A library of diblock polymeric surfactants was synthesized with controlled reversible addition fragmentation chain-transfer (RAFT) polymerization. These surfactants have varied density and length of alkyl tails in order to anchor the surfactant to the NP core. An initial form of polymeric si-NPs was formulated via nanoprecipitation with a 50% octyl alkyl tail (50%O) polymeric surfactant and compared to those formulated with lipid-PEG. PLGA, PDB, and siRNA were dissolved in acetonitrile and added dropwise to the polymeric surfactant in deionized water. Dynamic light scattering (DLS) was performed to evaluate the size, polydispersity index (PDI), and zeta potential of the si-NPs. The viability and gene silencing activity of the si-NPs was then evaluated in luciferase-expressing MDA-MB-231 cells 48 hours after treatment.
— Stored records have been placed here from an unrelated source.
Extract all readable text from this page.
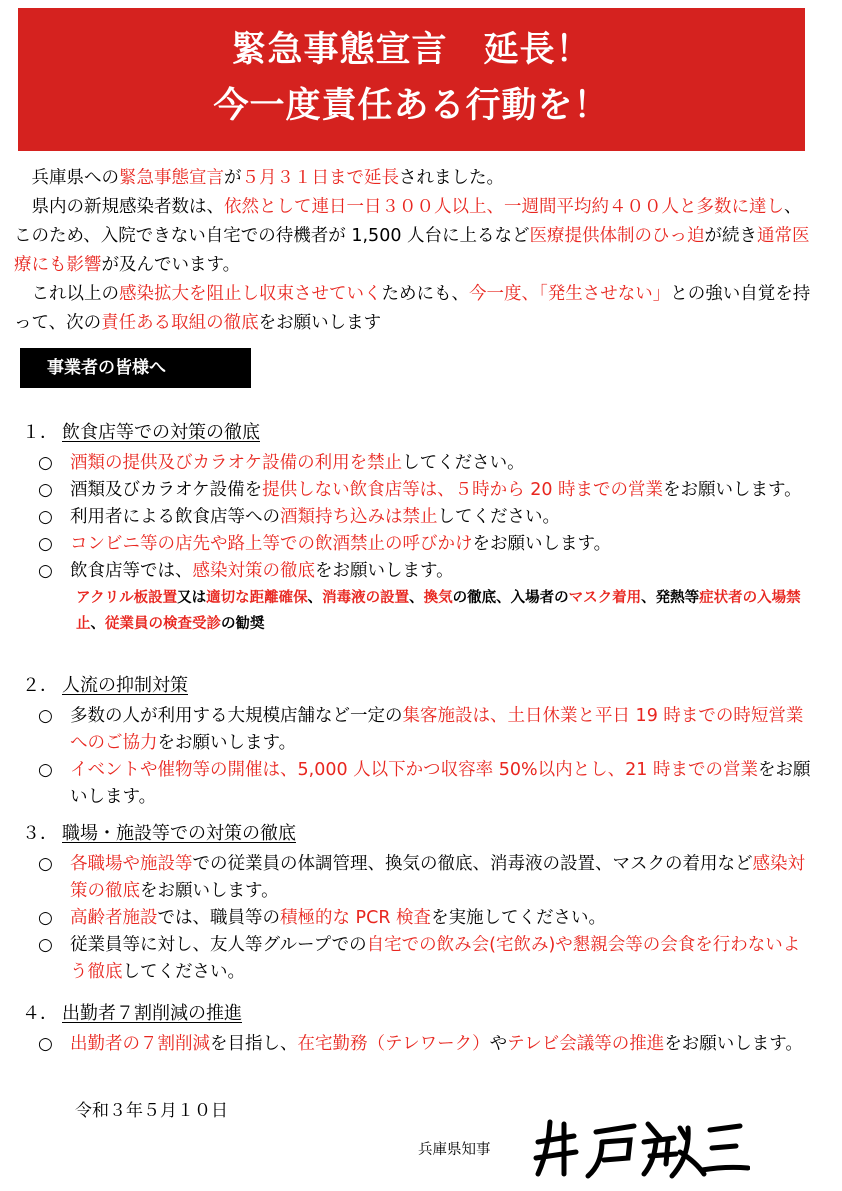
緊急事態宣言　延長！
今一度責任ある行動を！

兵庫県への緊急事態宣言が５月３１日まで延長されました。

県内の新規感染者数は、依然として連日一日３００人以上、一週間平均約４００人と多数に達し、このため、入院できない自宅での待機者が 1,500 人台に上るなど医療提供体制のひっ迫が続き通常医療にも影響が及んでいます。

これ以上の感染拡大を阻止し収束させていくためにも、今一度、「発生させない」との強い自覚を持って、次の責任ある取組の徹底をお願いします

事業者の皆様へ
１． 飲食店等での対策の徹底

○ 酒類の提供及びカラオケ設備の利用を禁止してください。

○ 酒類及びカラオケ設備を提供しない飲食店等は、５時から 20 時までの営業をお願いします。

○ 利用者による飲食店等への酒類持ち込みは禁止してください。

○ コンビニ等の店先や路上等での飲酒禁止の呼びかけをお願いします。

○ 飲食店等では、感染対策の徹底をお願いします。

アクリル板設置又は適切な距離確保、消毒液の設置、換気の徹底、入場者のマスク着用、発熱等症状者の入場禁止、従業員の検査受診の勧奨
２． 人流の抑制対策

○ 多数の人が利用する大規模店舗など一定の集客施設は、土日休業と平日 19 時までの時短営業へのご協力をお願いします。

○ イベントや催物等の開催は、5,000 人以下かつ収容率 50%以内とし、21 時までの営業をお願いします。

３． 職場・施設等での対策の徹底

○ 各職場や施設等での従業員の体調管理、換気の徹底、消毒液の設置、マスクの着用など感染対策の徹底をお願いします。

○ 高齢者施設では、職員等の積極的な PCR 検査を実施してください。

○ 従業員等に対し、友人等グループでの自宅での飲み会(宅飲み)や懇親会等の会食を行わないよう徹底してください。

４． 出勤者７割削減の推進

○ 出勤者の７割削減を目指し、在宅勤務（テレワーク）やテレビ会議等の推進をお願いします。

令和３年５月１０日
兵庫県知事
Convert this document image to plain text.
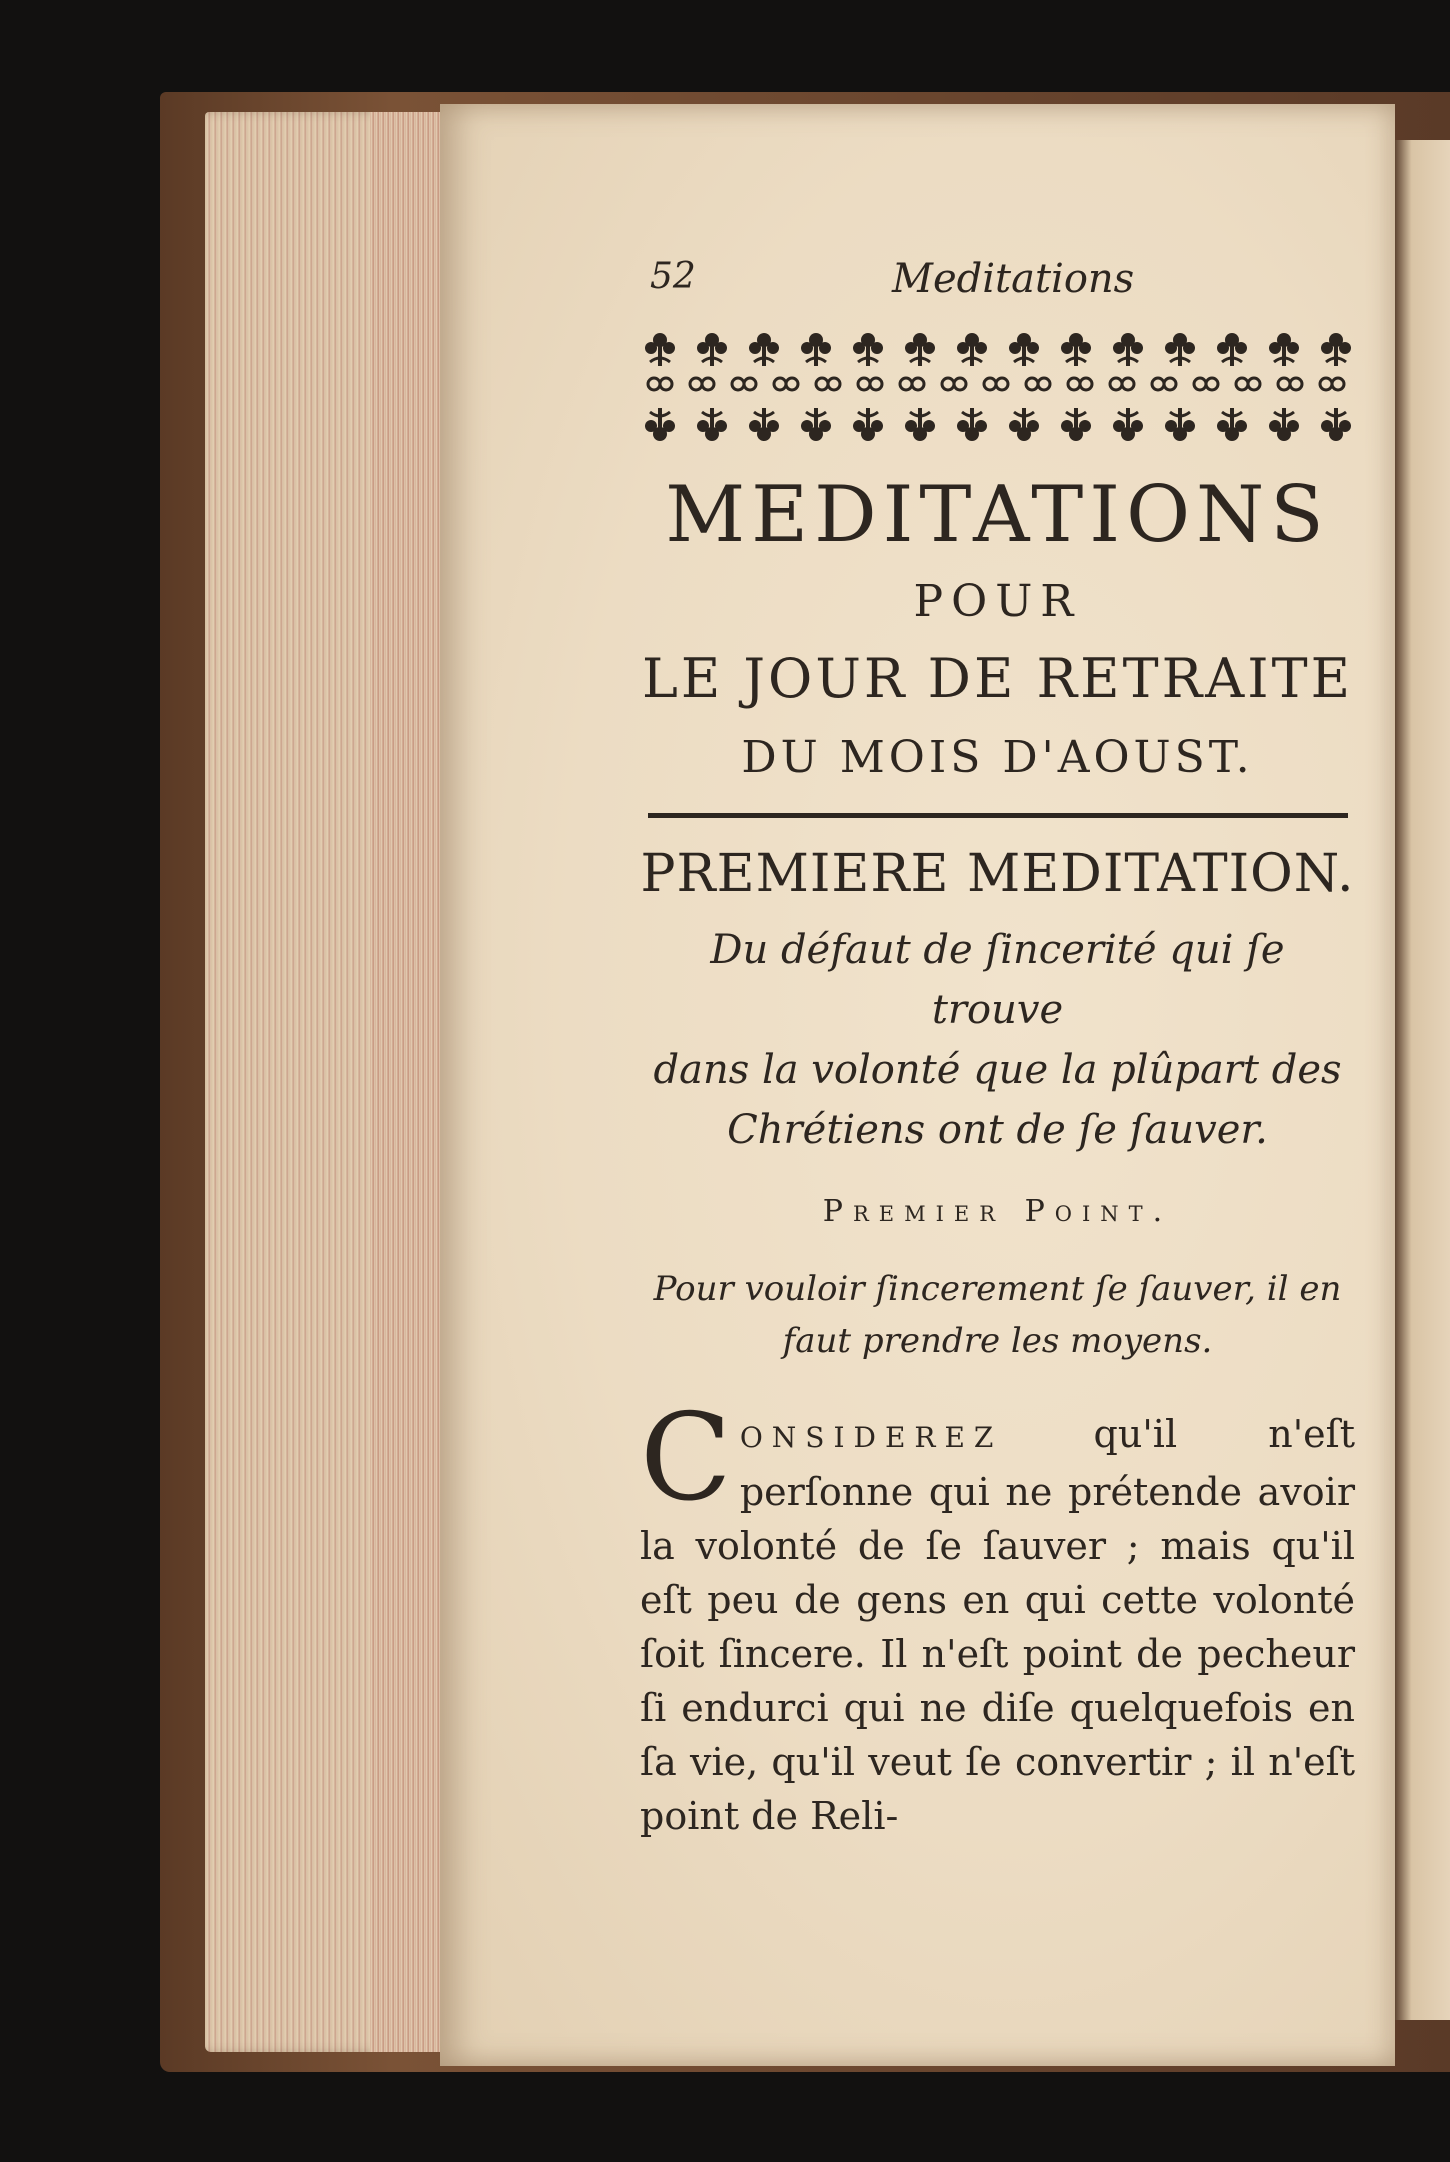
52	Meditations
MEDITATIONS
POUR
LE JOUR DE RETRAITE
DU MOIS D'AOUST.
PREMIERE MEDITATION.
Du défaut de ſincerité qui ſe trouve
dans la volonté que la plûpart des
Chrétiens ont de ſe ſauver.
Premier Point.
Pour vouloir ſincerement ſe ſauver, il en
faut prendre les moyens.
CONSIDEREZ qu'il n'eſt perſonne qui ne prétende avoir la volonté de ſe ſauver ; mais qu'il eſt peu de gens en qui cette volonté ſoit ſincere. Il n'eſt point de pecheur ſi endurci qui ne diſe quelquefois en ſa vie, qu'il veut ſe convertir ; il n'eſt point de Reli-
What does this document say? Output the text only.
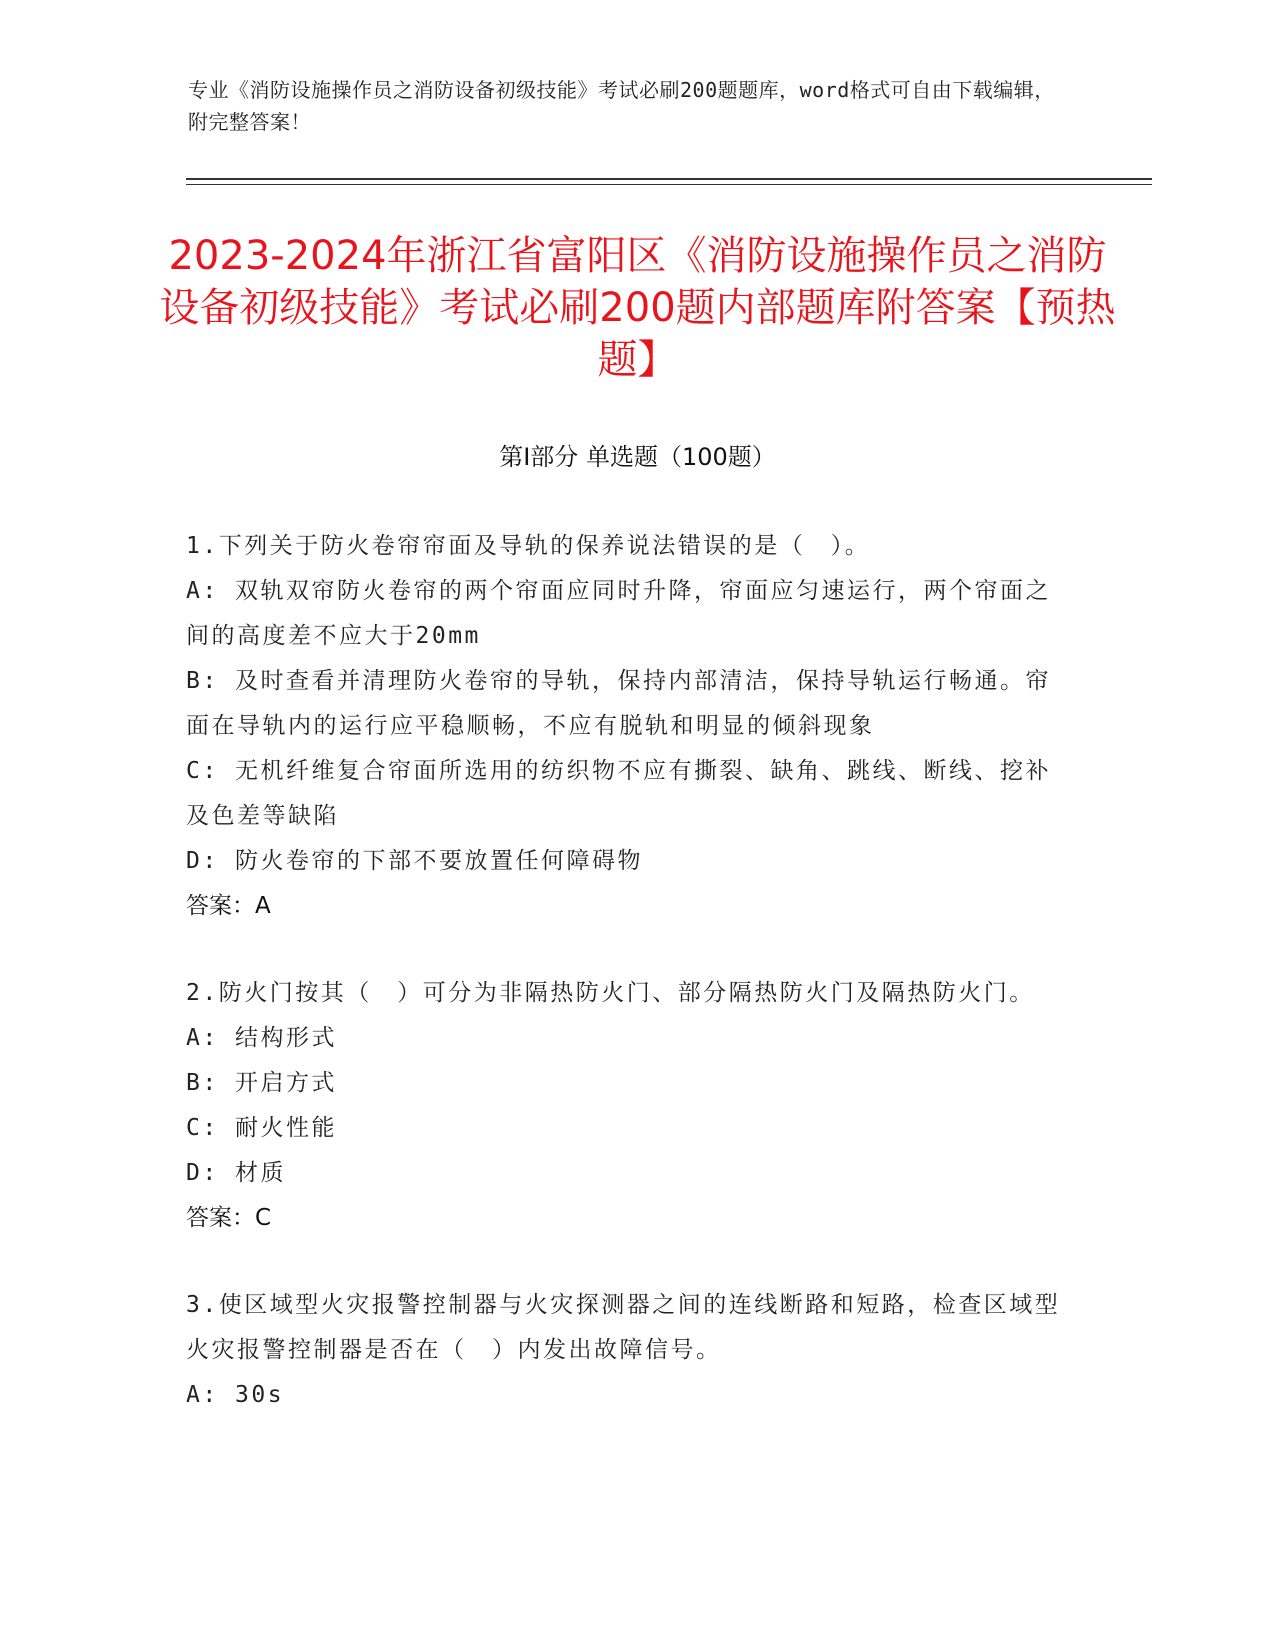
专业《消防设施操作员之消防设备初级技能》考试必刷200题题库，word格式可自由下载编辑，附完整答案！
2023-2024年浙江省富阳区《消防设施操作员之消防设备初级技能》考试必刷200题内部题库附答案【预热题】
第I部分 单选题（100题）
1.下列关于防火卷帘帘面及导轨的保养说法错误的是（　）。
A: 双轨双帘防火卷帘的两个帘面应同时升降，帘面应匀速运行，两个帘面之间的高度差不应大于20mm
B: 及时查看并清理防火卷帘的导轨，保持内部清洁，保持导轨运行畅通。帘面在导轨内的运行应平稳顺畅，不应有脱轨和明显的倾斜现象
C: 无机纤维复合帘面所选用的纺织物不应有撕裂、缺角、跳线、断线、挖补及色差等缺陷
D: 防火卷帘的下部不要放置任何障碍物
答案：A
2.防火门按其（　）可分为非隔热防火门、部分隔热防火门及隔热防火门。
A: 结构形式
B: 开启方式
C: 耐火性能
D: 材质
答案：C
3.使区域型火灾报警控制器与火灾探测器之间的连线断路和短路，检查区域型火灾报警控制器是否在（　）内发出故障信号。
A: 30s
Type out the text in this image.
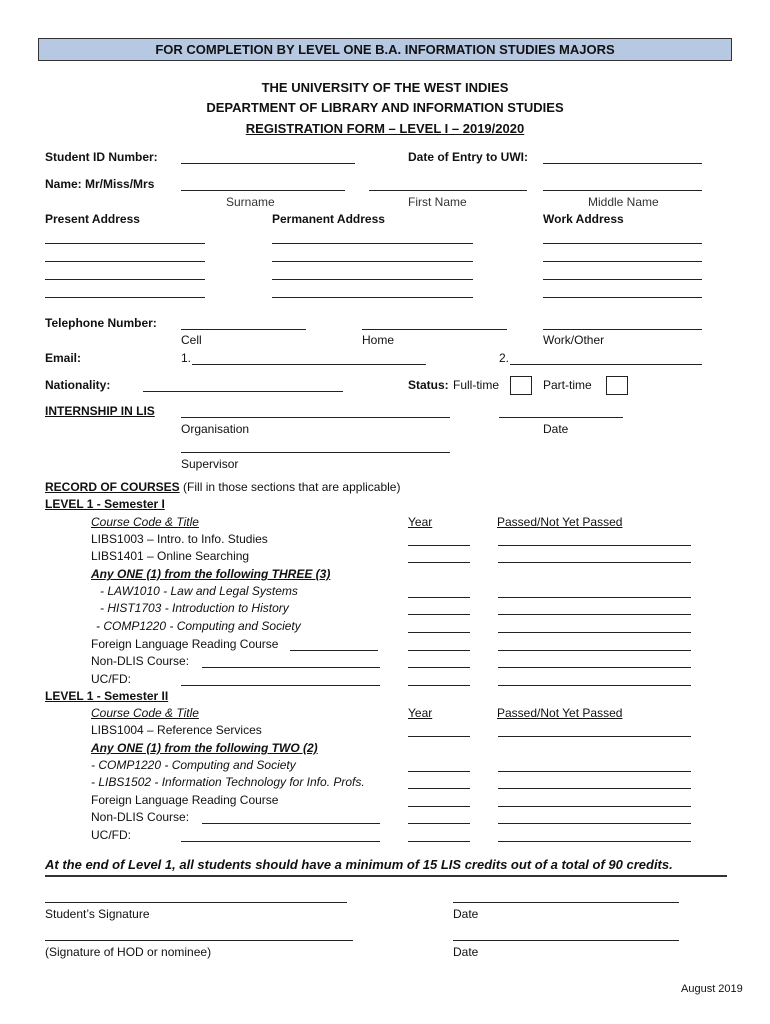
FOR COMPLETION BY LEVEL ONE B.A. INFORMATION STUDIES MAJORS
THE UNIVERSITY OF THE WEST INDIES
DEPARTMENT OF LIBRARY AND INFORMATION STUDIES
REGISTRATION FORM – LEVEL I – 2019/2020
Student ID Number:	Date of Entry to UWI:
Name: Mr/Miss/Mrs
Surname	First Name	Middle Name
Present Address	Permanent Address	Work Address
Telephone Number:
Cell	Home	Work/Other
Email:	1.	2.
Nationality:	Status: Full-time	Part-time
INTERNSHIP IN LIS
Organisation	Date
Supervisor
RECORD OF COURSES (Fill in those sections that are applicable)
LEVEL 1 - Semester I
Course Code & Title	Year	Passed/Not Yet Passed
LIBS1003 – Intro. to Info. Studies
LIBS1401 – Online Searching
Any ONE (1) from the following THREE (3)
- LAW1010 - Law and Legal Systems
- HIST1703 - Introduction to History
- COMP1220 - Computing and Society
Foreign Language Reading Course
Non-DLIS Course:
UC/FD:
LEVEL 1 - Semester II
Course Code & Title	Year	Passed/Not Yet Passed
LIBS1004 – Reference Services
Any ONE (1) from the following TWO (2)
- COMP1220 - Computing and Society
- LIBS1502 - Information Technology for Info. Profs.
Foreign Language Reading Course
Non-DLIS Course:
UC/FD:
At the end of Level 1, all students should have a minimum of 15 LIS credits out of a total of 90 credits.
Student’s Signature	Date
(Signature of HOD or nominee)	Date
August 2019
The polymeric surfactant library was synthesized and verified using 1H NMR. The si-NPs made with the 50%O surfactant have a similar size, PDI, and zeta potential as si-NPs made with lipid-PEG. Notably, 25 nM and 50 nM doses of the 50%O si-NPs containing luciferase-targeting siRNA (siLuc) achieved around 80% knockdown of luciferase relative to si-NPs containing scrambled siRNA (siScr). As well, a 25 nM dose of the formulation with 50%O had significantly greater viability after 48 hours compared to the si-NPs made with lipid-PEG. Therefore, these si-NPs with novel polymeric surfactants show promise as an effective method of gene knockdown with improved cytocompatibility, in comparison to the previously used lipid-PEG surfactant. Further studies are underway to evaluate a broader library of si-NPs made with different custom surfactants.